The showing was held in Decker Theatre to make use of the large projecting screen and nearly every seat in the house was full of WC students and staff, members of the community, and Dr. Schindler’s family. The first 50 people to arrive at the event received a promotional T-shirt for the show.
Provost and Dean of the College Emily Chamlee-Wright introduced the screening and praised Dr. Schindler’s dedication as a scholar as well as his talent for making appetizing meals out of scary ingredients.
Dr. Schindler said the show was “the experience of a lifetime,” and thanked the researchers who “worked diligently for months fact- checking and interviewing experts, and wading through what most of you know is a very confusing body of archaeological literature. They did all this to ensure that this series is accurately portraying the way the world was.”

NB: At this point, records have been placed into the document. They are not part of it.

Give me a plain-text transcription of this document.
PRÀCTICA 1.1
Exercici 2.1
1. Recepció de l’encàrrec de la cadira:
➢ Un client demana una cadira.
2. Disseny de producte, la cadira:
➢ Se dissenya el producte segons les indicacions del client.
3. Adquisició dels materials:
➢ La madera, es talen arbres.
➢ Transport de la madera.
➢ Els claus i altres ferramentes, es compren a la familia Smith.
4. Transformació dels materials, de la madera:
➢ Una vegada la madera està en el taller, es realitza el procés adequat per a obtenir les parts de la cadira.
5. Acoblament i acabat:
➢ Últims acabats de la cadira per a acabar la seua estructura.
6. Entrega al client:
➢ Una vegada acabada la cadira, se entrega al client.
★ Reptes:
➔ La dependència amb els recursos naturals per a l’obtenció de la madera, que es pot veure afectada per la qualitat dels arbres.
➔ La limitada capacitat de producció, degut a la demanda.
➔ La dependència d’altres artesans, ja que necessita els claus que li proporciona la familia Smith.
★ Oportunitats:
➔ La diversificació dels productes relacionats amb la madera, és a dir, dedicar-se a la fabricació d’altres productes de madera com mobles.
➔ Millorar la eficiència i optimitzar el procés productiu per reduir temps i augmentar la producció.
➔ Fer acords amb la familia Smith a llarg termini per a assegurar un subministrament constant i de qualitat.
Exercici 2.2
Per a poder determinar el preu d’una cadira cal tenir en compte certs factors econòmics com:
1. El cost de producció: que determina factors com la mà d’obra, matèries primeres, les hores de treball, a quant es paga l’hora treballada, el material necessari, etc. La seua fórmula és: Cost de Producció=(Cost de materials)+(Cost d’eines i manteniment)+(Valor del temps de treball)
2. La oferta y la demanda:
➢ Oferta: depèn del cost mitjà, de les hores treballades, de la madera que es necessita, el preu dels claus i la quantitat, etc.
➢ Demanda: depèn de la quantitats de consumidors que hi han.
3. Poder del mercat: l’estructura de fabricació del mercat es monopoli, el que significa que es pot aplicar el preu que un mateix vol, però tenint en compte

The episode shown was titled “Dawn” and followed Dr. Schindler and his co-star Cat Bingley as they re-create the experience of the early human ancestor species homo habilus.
After the screening, Dr. Schindler and Executive Producer for National Geographic and Show Runner Peter DeLasho held a question and answer session.
DeLasho said Dr. Schindler and Bigney’s dedication to the show impressed him. “It wasn’t like we shot and they went off and got some water or ate some food, which happens on most other shows, to be honest with you… Bill was so willing to do this when most other talent just won’t go there.”
Dr. Schindler gave the audience an inside perspective on some of the events of the first episode which included treacherous water sources and encounters with dangerous wild life. He finished the evening by showing off a souvenir from a later episode of the show set in the arctic: a pair of boots that retailed for $40 and were made of dog fur.
Junior Nicole Blanco had Dr. Schindler as a professor in her freshman year at WC. After viewing the show she said, “It’s so Schindler. I don’t think he could possibly be doing something that’s more in his field. It’s really cool to see him so excited about it.”